En definitiva, él no era un santo y le gustaba la compañía femenina y beber, pero siempre se llevaba a las mujeres a un hotel o a cualquiera de sus otras propiedades y se aseguraba de que llegaran a casa a salvo. De nada le servía el placer momentáneo con una conciencia enlodada. Dentro de su escasez de límites, tenía algunos que respetaba.
Mientras se ponía la chaqueta gris oscuro del traje, pensó en cómo pudo ocurrírsele que Richard respetaría sus reglas sabiendo que era peor que él, un desalmado conquistador sin convicciones ni moral.
¿No era aquello lo que la rubia de lengua demasiado suelta le había dicho? Que no tenía convicciones ni moral. Quizá, en el fondo, tuviese razón si él mismo se veía reflejado en Richard. ¿Y por qué le preocupaba ahora que alguien le considerara un amoral? No era la primera vez que se lo decían.
Se lo había dicho su padre.
Su viejo amigo Gray.
Y ahora esa joven rubia indiscreta.
Comenzó a sonar el teléfono y lo cogió de encima de la cama. En el mensaje se le informaba de que la señorita Mawson ya había llegado. Sonrió.
Las calles de Little England eran preciosas y pintorescas, con los edificios de ladrillo y musgo en las paredes. Era uno de los suburbios rurales más tranquilos de Londres, con una distancia entre residencias considerable para asegurar la privacidad. En concreto, esta calle, la avenida de los Artistas, hacía honor a su nombre. En los adoquines quedaban el rastro de la lluvia de hacía una hora y por las nubes grises que volvían oscura la mañana supuso que una nueva llovizna se avecinaba.

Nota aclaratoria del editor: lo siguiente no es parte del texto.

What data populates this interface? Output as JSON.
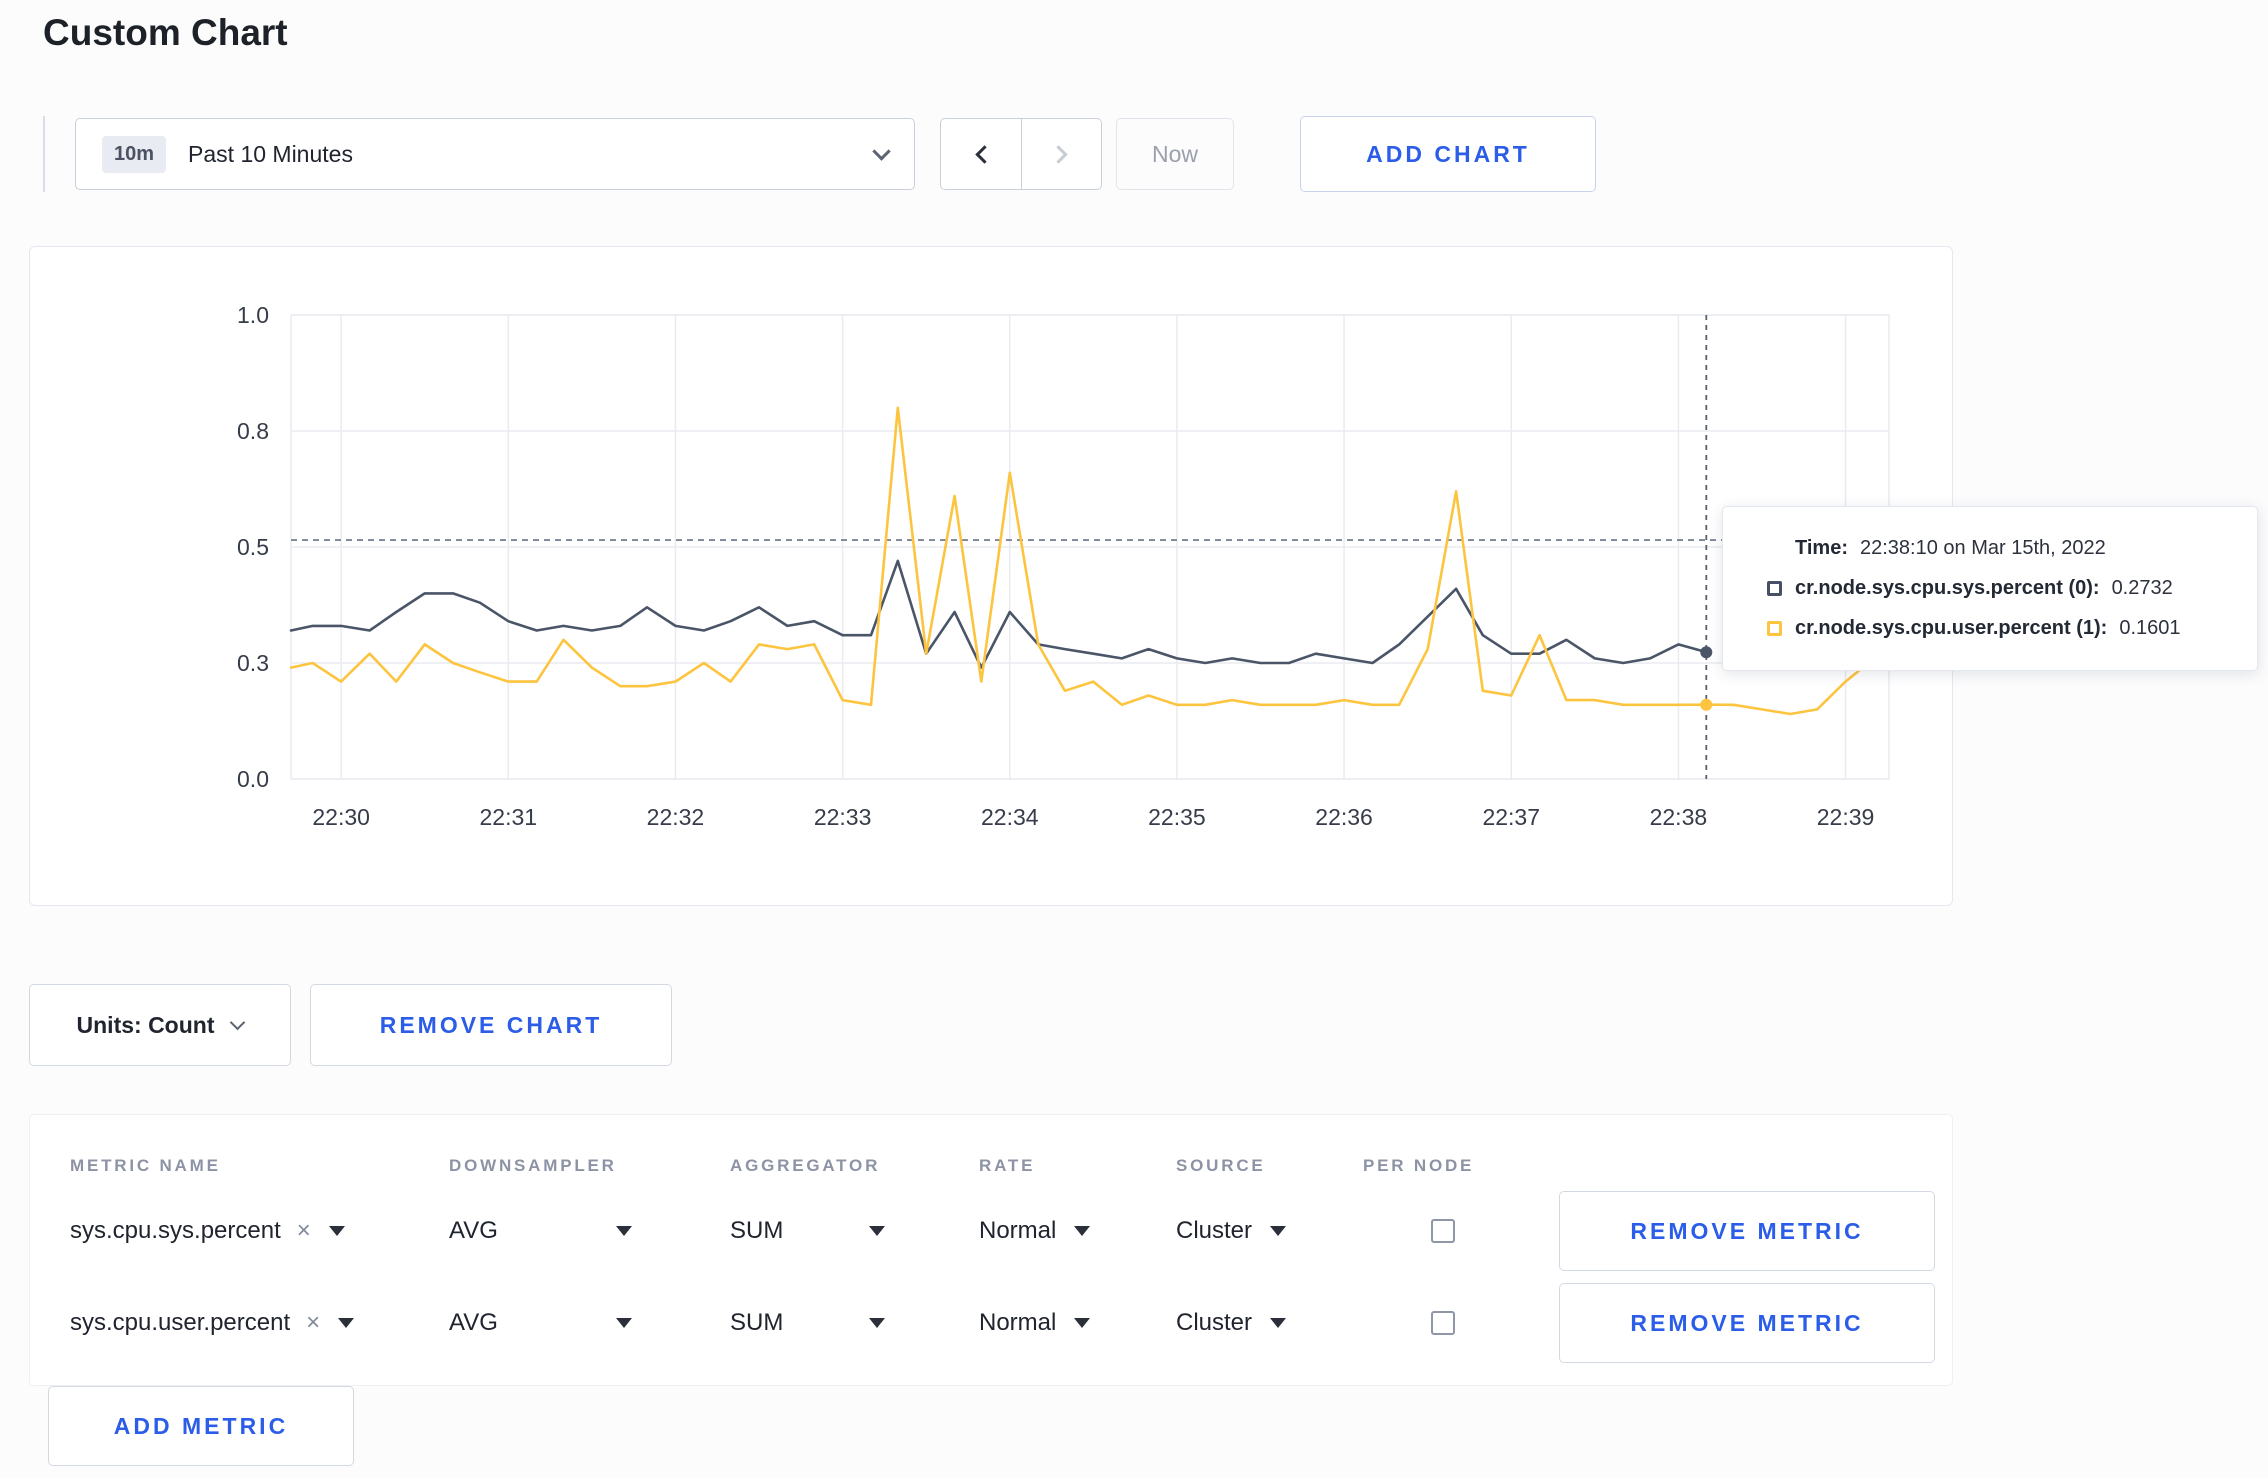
{
  "page": {
    "title": "Custom Chart"
  },
  "toolbar": {
    "range_badge": "10m",
    "range_label": "Past 10 Minutes",
    "now_label": "Now",
    "add_chart_label": "ADD CHART"
  },
  "chart_controls": {
    "units_label": "Units: Count",
    "remove_chart_label": "REMOVE CHART",
    "add_metric_label": "ADD METRIC"
  },
  "tooltip": {
    "time_label": "Time:",
    "time_value": "22:38:10 on Mar 15th, 2022",
    "series": [
      {
        "label": "cr.node.sys.cpu.sys.percent (0):",
        "value": "0.2732",
        "color": "#475064"
      },
      {
        "label": "cr.node.sys.cpu.user.percent (1):",
        "value": "0.1601",
        "color": "#fdc43f"
      }
    ]
  },
  "metrics_table": {
    "headers": [
      "METRIC NAME",
      "DOWNSAMPLER",
      "AGGREGATOR",
      "RATE",
      "SOURCE",
      "PER NODE"
    ],
    "icons": {
      "clear": "×"
    },
    "rows": [
      {
        "metric": "sys.cpu.sys.percent",
        "downsampler": "AVG",
        "aggregator": "SUM",
        "rate": "Normal",
        "source": "Cluster",
        "per_node": false,
        "remove_label": "REMOVE METRIC"
      },
      {
        "metric": "sys.cpu.user.percent",
        "downsampler": "AVG",
        "aggregator": "SUM",
        "rate": "Normal",
        "source": "Cluster",
        "per_node": false,
        "remove_label": "REMOVE METRIC"
      }
    ]
  },
  "chart_data": {
    "type": "line",
    "title": "",
    "xlabel": "",
    "ylabel": "",
    "ylim": [
      0.0,
      1.0
    ],
    "grid": true,
    "t_min": -0.3,
    "t_max": 9.26,
    "y_max": 1.0,
    "threshold_y": 0.515,
    "crosshair_t": 8.167,
    "x_ticks": [
      {
        "t": 0,
        "label": "22:30"
      },
      {
        "t": 1,
        "label": "22:31"
      },
      {
        "t": 2,
        "label": "22:32"
      },
      {
        "t": 3,
        "label": "22:33"
      },
      {
        "t": 4,
        "label": "22:34"
      },
      {
        "t": 5,
        "label": "22:35"
      },
      {
        "t": 6,
        "label": "22:36"
      },
      {
        "t": 7,
        "label": "22:37"
      },
      {
        "t": 8,
        "label": "22:38"
      },
      {
        "t": 9,
        "label": "22:39"
      }
    ],
    "y_ticks": [
      {
        "pos": 1.0,
        "label": "1.0"
      },
      {
        "pos": 0.75,
        "label": "0.8"
      },
      {
        "pos": 0.5,
        "label": "0.5"
      },
      {
        "pos": 0.25,
        "label": "0.3"
      },
      {
        "pos": 0.0,
        "label": "0.0"
      }
    ],
    "series": [
      {
        "name": "cr.node.sys.cpu.sys.percent",
        "color": "#4a5568",
        "crosshair_value": 0.2732,
        "points": [
          [
            -0.3,
            0.32
          ],
          [
            -0.17,
            0.33
          ],
          [
            0,
            0.33
          ],
          [
            0.17,
            0.32
          ],
          [
            0.33,
            0.36
          ],
          [
            0.5,
            0.4
          ],
          [
            0.67,
            0.4
          ],
          [
            0.83,
            0.38
          ],
          [
            1,
            0.34
          ],
          [
            1.17,
            0.32
          ],
          [
            1.33,
            0.33
          ],
          [
            1.5,
            0.32
          ],
          [
            1.67,
            0.33
          ],
          [
            1.83,
            0.37
          ],
          [
            2,
            0.33
          ],
          [
            2.17,
            0.32
          ],
          [
            2.33,
            0.34
          ],
          [
            2.5,
            0.37
          ],
          [
            2.67,
            0.33
          ],
          [
            2.83,
            0.34
          ],
          [
            3,
            0.31
          ],
          [
            3.17,
            0.31
          ],
          [
            3.33,
            0.47
          ],
          [
            3.5,
            0.27
          ],
          [
            3.67,
            0.36
          ],
          [
            3.83,
            0.24
          ],
          [
            4,
            0.36
          ],
          [
            4.17,
            0.29
          ],
          [
            4.33,
            0.28
          ],
          [
            4.5,
            0.27
          ],
          [
            4.67,
            0.26
          ],
          [
            4.83,
            0.28
          ],
          [
            5,
            0.26
          ],
          [
            5.17,
            0.25
          ],
          [
            5.33,
            0.26
          ],
          [
            5.5,
            0.25
          ],
          [
            5.67,
            0.25
          ],
          [
            5.83,
            0.27
          ],
          [
            6,
            0.26
          ],
          [
            6.17,
            0.25
          ],
          [
            6.33,
            0.29
          ],
          [
            6.5,
            0.35
          ],
          [
            6.67,
            0.41
          ],
          [
            6.83,
            0.31
          ],
          [
            7,
            0.27
          ],
          [
            7.17,
            0.27
          ],
          [
            7.33,
            0.3
          ],
          [
            7.5,
            0.26
          ],
          [
            7.67,
            0.25
          ],
          [
            7.83,
            0.26
          ],
          [
            8,
            0.29
          ],
          [
            8.17,
            0.2732
          ]
        ]
      },
      {
        "name": "cr.node.sys.cpu.user.percent",
        "color": "#fdc43f",
        "crosshair_value": 0.1601,
        "points": [
          [
            -0.3,
            0.24
          ],
          [
            -0.17,
            0.25
          ],
          [
            0,
            0.21
          ],
          [
            0.17,
            0.27
          ],
          [
            0.33,
            0.21
          ],
          [
            0.5,
            0.29
          ],
          [
            0.67,
            0.25
          ],
          [
            0.83,
            0.23
          ],
          [
            1,
            0.21
          ],
          [
            1.17,
            0.21
          ],
          [
            1.33,
            0.3
          ],
          [
            1.5,
            0.24
          ],
          [
            1.67,
            0.2
          ],
          [
            1.83,
            0.2
          ],
          [
            2,
            0.21
          ],
          [
            2.17,
            0.25
          ],
          [
            2.33,
            0.21
          ],
          [
            2.5,
            0.29
          ],
          [
            2.67,
            0.28
          ],
          [
            2.83,
            0.29
          ],
          [
            3,
            0.17
          ],
          [
            3.17,
            0.16
          ],
          [
            3.33,
            0.8
          ],
          [
            3.5,
            0.27
          ],
          [
            3.67,
            0.61
          ],
          [
            3.83,
            0.21
          ],
          [
            4,
            0.66
          ],
          [
            4.17,
            0.29
          ],
          [
            4.33,
            0.19
          ],
          [
            4.5,
            0.21
          ],
          [
            4.67,
            0.16
          ],
          [
            4.83,
            0.18
          ],
          [
            5,
            0.16
          ],
          [
            5.17,
            0.16
          ],
          [
            5.33,
            0.17
          ],
          [
            5.5,
            0.16
          ],
          [
            5.67,
            0.16
          ],
          [
            5.83,
            0.16
          ],
          [
            6,
            0.17
          ],
          [
            6.17,
            0.16
          ],
          [
            6.33,
            0.16
          ],
          [
            6.5,
            0.28
          ],
          [
            6.67,
            0.62
          ],
          [
            6.83,
            0.19
          ],
          [
            7,
            0.18
          ],
          [
            7.17,
            0.31
          ],
          [
            7.33,
            0.17
          ],
          [
            7.5,
            0.17
          ],
          [
            7.67,
            0.16
          ],
          [
            7.83,
            0.16
          ],
          [
            8,
            0.16
          ],
          [
            8.17,
            0.1601
          ],
          [
            8.33,
            0.16
          ],
          [
            8.5,
            0.15
          ],
          [
            8.67,
            0.14
          ],
          [
            8.83,
            0.15
          ],
          [
            9,
            0.21
          ],
          [
            9.17,
            0.26
          ]
        ]
      }
    ]
  }
}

Esperaba dentro de la limusina, con las manos sobre el volante, observando el despertar de una de esas mañanas londinenses que le gustaban tanto cuando vivía en la casa de su niñez. En la radio sonaba un dueto de un hombre y una mujer que le hizo olvidar lo incómoda que se sentía con la ropa que llevaba. Lo único que protegía su dignidad era el encierro autoimpuesto dentro del vehículo.

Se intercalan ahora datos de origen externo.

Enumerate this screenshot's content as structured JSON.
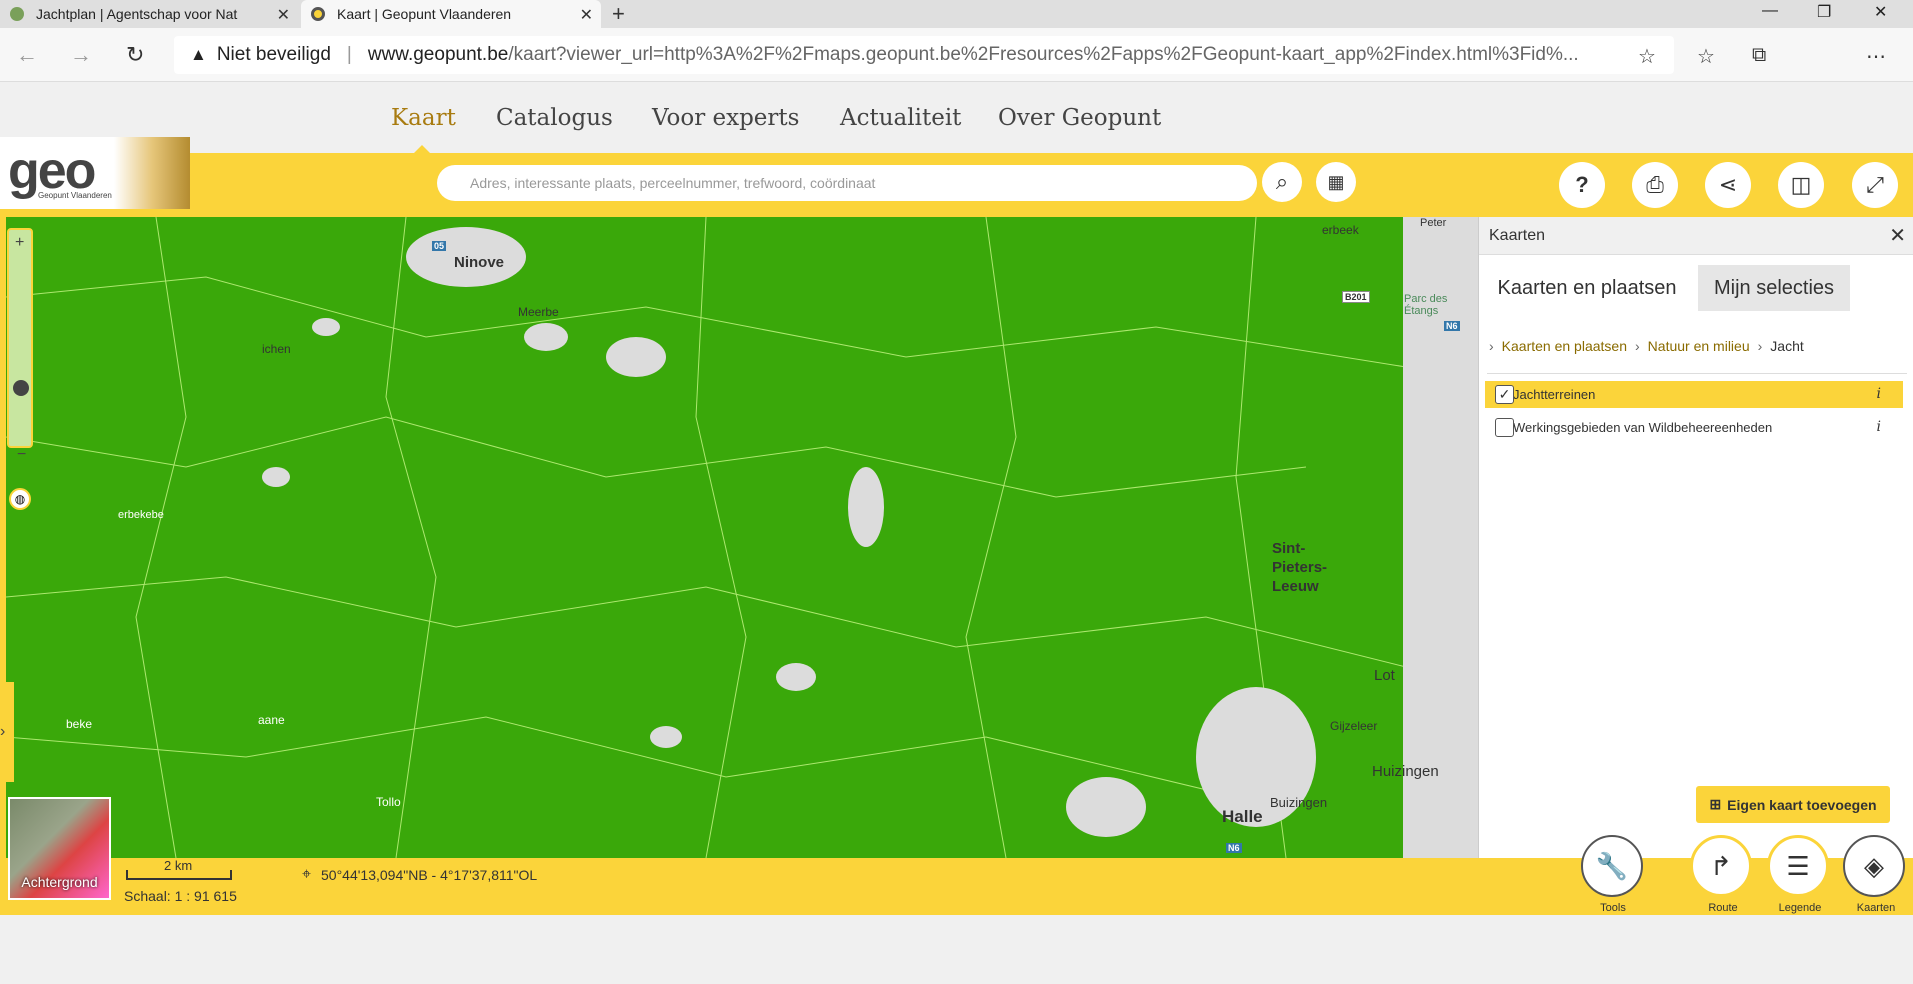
{
  "browser": {
    "tabs": [
      {
        "title": "Jachtplan | Agentschap voor Nat"
      },
      {
        "title": "Kaart | Geopunt Vlaanderen"
      }
    ],
    "security_label": "Niet beveiligd",
    "url_domain": "www.geopunt.be",
    "url_rest": "/kaart?viewer_url=http%3A%2F%2Fmaps.geopunt.be%2Fresources%2Fapps%2FGeopunt-kaart_app%2Findex.html%3Fid%..."
  },
  "site_nav": [
    "Kaart",
    "Catalogus",
    "Voor experts",
    "Actualiteit",
    "Over Geopunt"
  ],
  "logo": {
    "text": "geo",
    "subtitle": "Geopunt Vlaanderen"
  },
  "search": {
    "placeholder": "Adres, interessante plaats, perceelnummer, trefwoord, coördinaat"
  },
  "map": {
    "place_labels": [
      "Ninove",
      "Meerbe",
      "ichen",
      "Sint-Pieters-Leeuw",
      "Lot",
      "Huizingen",
      "Halle",
      "Buizingen",
      "Gijzeleer",
      "erbeek",
      "Parc des Étangs",
      "Peter",
      "erbekebe",
      "beke",
      "aane",
      "Tollo"
    ],
    "road_labels": [
      "B201",
      "N6",
      "N6",
      "05"
    ]
  },
  "panel": {
    "title": "Kaarten",
    "tabs": [
      "Kaarten en plaatsen",
      "Mijn selecties"
    ],
    "breadcrumb": [
      "Kaarten en plaatsen",
      "Natuur en milieu",
      "Jacht"
    ],
    "layers": [
      {
        "label": "Jachtterreinen",
        "checked": true
      },
      {
        "label": "Werkingsgebieden van Wildbeheereenheden",
        "checked": false
      }
    ],
    "add_button": "Eigen kaart toevoegen"
  },
  "bottom": {
    "background_label": "Achtergrond",
    "scale_distance": "2 km",
    "scale_text": "Schaal: 1 : 91 615",
    "coordinates": "50°44'13,094\"NB - 4°17'37,811\"OL",
    "buttons": [
      "Tools",
      "Route",
      "Legende",
      "Kaarten"
    ]
  },
  "colors": {
    "accent": "#fbd43a",
    "map_green": "#3aa80a",
    "link": "#8a6b00"
  }
}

Bastaba una mirada hacia el escote para notar cómo sus pechos sobresalían del corte diamante.
Maldijo al príncipe en silencio mientras ajustaba el espejo retrovisor, pero no tuvo tiempo de más cuando lo vio abrir la puerta de la casa roja. Iba acompañado de una mujer castaña que parecía haberse despertado muy cabreada. Él le tendió la mano para ayudarla a cruzar la acera.

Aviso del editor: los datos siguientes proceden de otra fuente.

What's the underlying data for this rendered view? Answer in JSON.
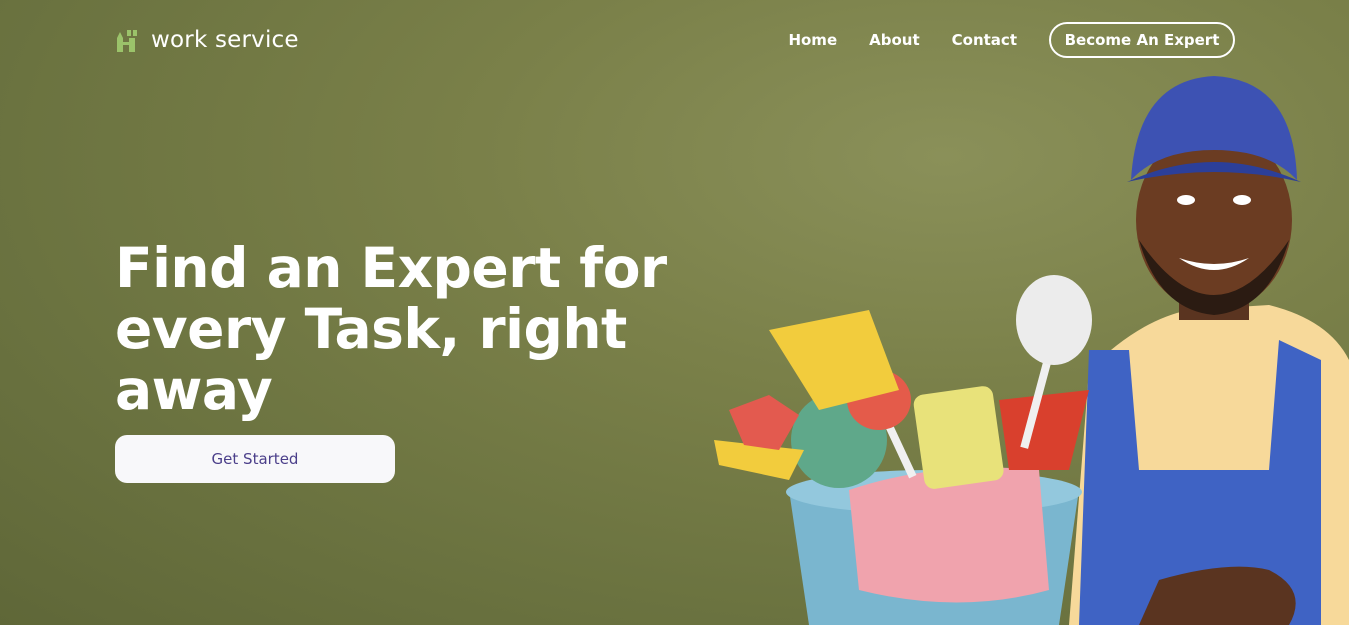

Anna puso los ojos en blanco. Magnífico. Ahora le tocaba transportar a sus amantes. Refunfuñando, abrió la puerta del auto y salió.
—No tenía por qué llevarme a casa —insistió la joven castaña—. A pesar de lo que Richard cree, tengo dinero para pagar por un taxi.
—No es ninguna molestia. Mi nueva chófer puede llevarnos a ambos. Es la persona más discreta que he tenido el placer de conocer.
Charles vio desde lejos cómo se abría la puerta del vehículo y salía la joven rubia peinada con un moño alto y con cara de pocos amigos. Le parecía más alta, tal vez por los tacones. Rodeó el auto con dificultad, dando pasos lentos en la calle adoquinada.
«Mierda», pensó. Eso no estaba bien. No debería ser así.
Anna llevaba el vestido blanco que él había mandado comprar especialmente para ella. La pequeña tela la cubría poco más arriba de medio muslo y exhibía un escote en forma de diamante que le dejaba ver la línea que separaba sus pechos. Aunque era pequeña, aquellos tacones le concedían una prominente altura. Tenía unas piernas esbeltas, de aspecto suave y terso como la seda. El moño alto dejaba libre su cara para observar los rasgos cautivadores, con los grandes ojos verdes, la nariz pequeña y redonda, los labios gruesos, protegidos por el labial de un tono suave... La visión de la joven con ese uniforme podría volver loco a cualquier hombre.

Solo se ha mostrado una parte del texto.